地味鉄庵

鉄道趣味の果てしなく深い森の中にひっそりと (?) 佇む庵のようなブログです。

タイ東北部で生きる日立製RHN型DC

2017-08-25 12:00:00 | タイの鉄道


 去る9日に発売されたばかりの、下川裕治『東南アジア全鉄道制覇の旅 タイ・ミャンマー迷走編』(双葉文庫)がなかなか面白い。かねてからバックパッカー旅にまつわる文章を生業として世界各地で乗り鉄もされている筆者が、編集者の口車に乗せられて東南アジア諸国鉄道の全線乗り潰しという偉業に踏み出したものの、ご自身のホームグラウンドであるタイですら「マイペンラ~イ」な雰囲気に翻弄され、路線数が少ないにもかかわらず意外と長大な (?) タイ国鉄のド田舎路線を乗りつぶすのに、難行苦行を重ねるという……。
 ただ、タイはそれでもまだましで、ミャンマー編はもっと地獄をみるわけですが (汗笑)、たとえばタイの場合、列車の接続を図らないのは当たり前、何やら良く分からない運行形態なのも当たり前……(例えば、スプリンターが1日1往復寄り道するだけのサワンカローク線とか、ほとんど乗客皆無の列車が闇夜を突っ走るだけのスパンブリー線とか)。とはいえ、タイ語がバッチリ話せると、「それでもまったり楽しい」タイ国鉄の旅が一層楽しいように見えるのはうらやましい限りです。また、1日1往復の列車が夕方に終点に着いて翌朝折り返すキーリラッタニコム線について、駅の近くに宿があるという話や、平日のみ運転される東線・バーンプルータールアン行も終点近くからロットゥー (乗合ミニバン) の便があるという話など、有り難い情報も載っています。
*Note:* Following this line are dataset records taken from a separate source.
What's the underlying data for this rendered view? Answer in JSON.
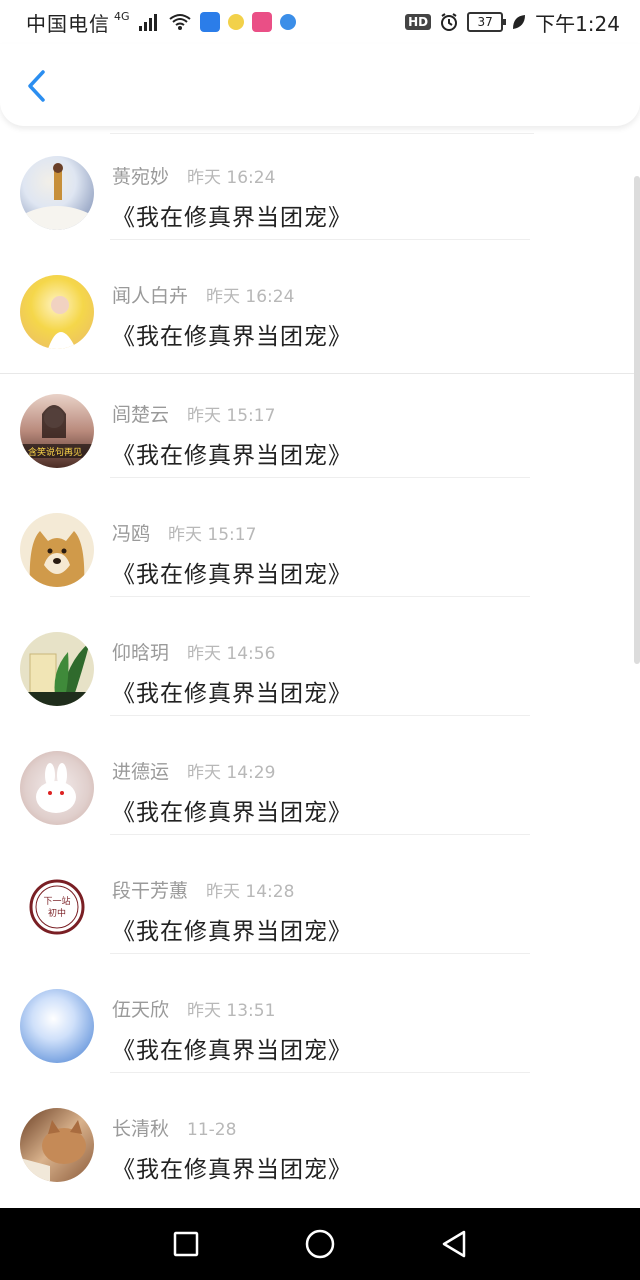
{
  "status_bar": {
    "carrier": "中国电信",
    "network": "4G",
    "battery": "37",
    "time": "下午1:24",
    "hd_label": "HD"
  },
  "header": {
    "back_icon": "chevron-left-icon",
    "accent": "#2b8ef0"
  },
  "comments": [
    {
      "name": "蒉宛妙",
      "time": "昨天 16:24",
      "text": "《我在修真界当团宠》",
      "avatar_colors": [
        "#6c7fa8",
        "#f2efe8"
      ]
    },
    {
      "name": "闻人白卉",
      "time": "昨天 16:24",
      "text": "《我在修真界当团宠》",
      "avatar_colors": [
        "#f5d74a",
        "#e9b96b"
      ]
    },
    {
      "name": "闾楚云",
      "time": "昨天 15:17",
      "text": "《我在修真界当团宠》",
      "avatar_colors": [
        "#4a2c25",
        "#f3d3c5"
      ],
      "avatar_caption": "含笑说句再见"
    },
    {
      "name": "冯鸥",
      "time": "昨天 15:17",
      "text": "《我在修真界当团宠》",
      "avatar_colors": [
        "#d09a4a",
        "#f6e9d2"
      ]
    },
    {
      "name": "仰晗玥",
      "time": "昨天 14:56",
      "text": "《我在修真界当团宠》",
      "avatar_colors": [
        "#2f6a2c",
        "#e7e2c7"
      ]
    },
    {
      "name": "进德运",
      "time": "昨天 14:29",
      "text": "《我在修真界当团宠》",
      "avatar_colors": [
        "#caa9a2",
        "#f3ecec"
      ]
    },
    {
      "name": "段干芳蕙",
      "time": "昨天 14:28",
      "text": "《我在修真界当团宠》",
      "avatar_colors": [
        "#7a1f24",
        "#ffffff"
      ],
      "avatar_caption": "下一站 初中"
    },
    {
      "name": "伍天欣",
      "time": "昨天 13:51",
      "text": "《我在修真界当团宠》",
      "avatar_colors": [
        "#3f7ad0",
        "#e7eefb"
      ]
    },
    {
      "name": "长清秋",
      "time": "11-28",
      "text": "《我在修真界当团宠》",
      "avatar_colors": [
        "#8a5a3a",
        "#d9b28c"
      ]
    }
  ],
  "nav": {
    "recent_icon": "square-icon",
    "home_icon": "circle-icon",
    "back_icon": "triangle-back-icon"
  }
}
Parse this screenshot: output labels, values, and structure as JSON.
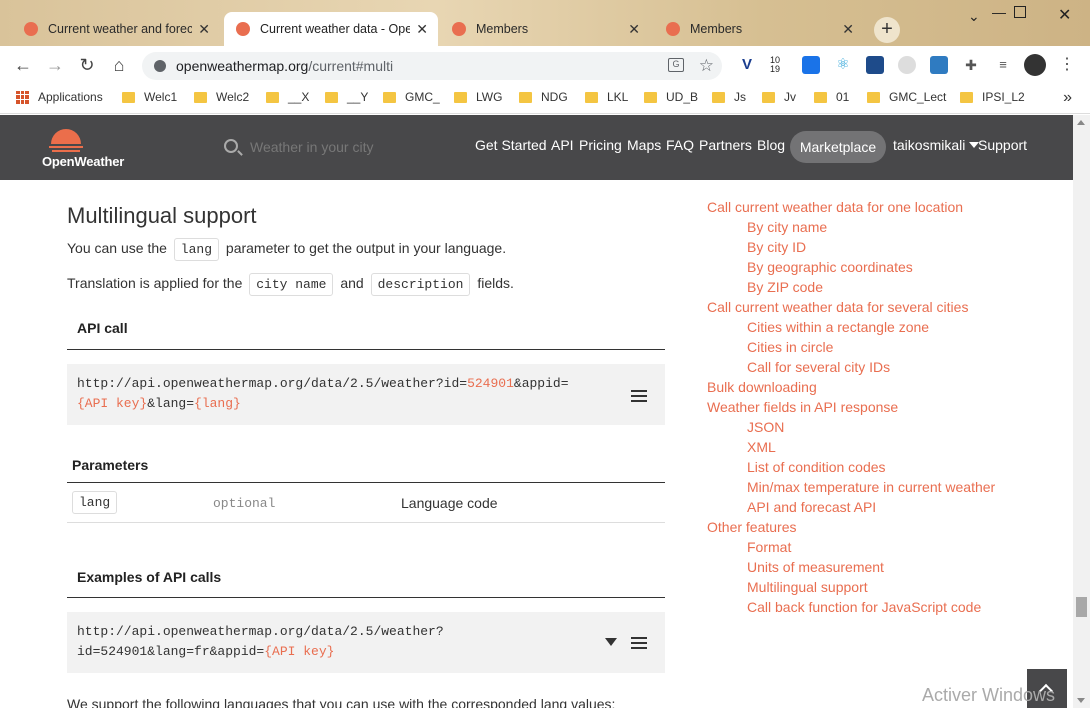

 というわけで、去る3月に撮影したタイ国鉄画像の続きは、1970年頃に日立で製造されたRHN系ディーゼルカーです。現在バンコク界隈はもとより急行列車でも活躍するTHN系DCの基本形はこの車両で確立したようで、かつては各地で見られたようですが、如何せん製造から40数年が過ぎており、今ではイーサーン=東北地方限定で細々と運用されています。例えば、上記乗り潰し本で出て来たケーンコーイ~ブアヤイ間のバイパス線の線内完結鈍行は全てこのRHN系で運用されている模様ですし、ノーンカーイからラオスのターナレーンまでちょこっと走る国際列車もこの車両の独壇場となっています。
 ただ、上記2路線を除けば、イーサーンの鈍行のどの列車が客レで、どの列車がRHN系なのか、ネットで閲覧できる時刻表ではさっぱり不明。見たまま情報を蓄積するしかありません。しかし少なくとも、運行管理上の拠点はナコーンラーチャシーマーということで、私が11時台に快速列車で到着したところ、ちょうど駅ホームの西外れにある給油線に4連が停車していました☆ そこで下車後、ホームを走ってRHN系のもとに向かったところ……あららら……まずは西のはずれ→構内を縦断して東の外れの踏切→構内南側の入庫線を通ってクラの中、という順序で入庫してしまいました。1枚目の画像は、まさに「待ってくれ~!俺を置いて行くな!撮らせろ!」と内心叫びつつ後追い撮影したもので、2枚目の画像は入庫線の脇からRHN系が機関区内でくつろぐシーンを超望遠撮影したものです (機関区の手前には門があり、駅構内のルーズさとは裏腹に部外者立入禁止)。
 う~む、今の塗装は正面があまりイケてないものの、紺色メインの1960~70年代カタギなボディは実にシブくて宜しい……。毎晩ガイヤーン (鶏の炭火照り焼き) とビールを楽しみつつ、イーサーンのド田舎を走るRHN系を心ゆくまで追っかけることが出来れば、かなり幸せ度が高そうです……。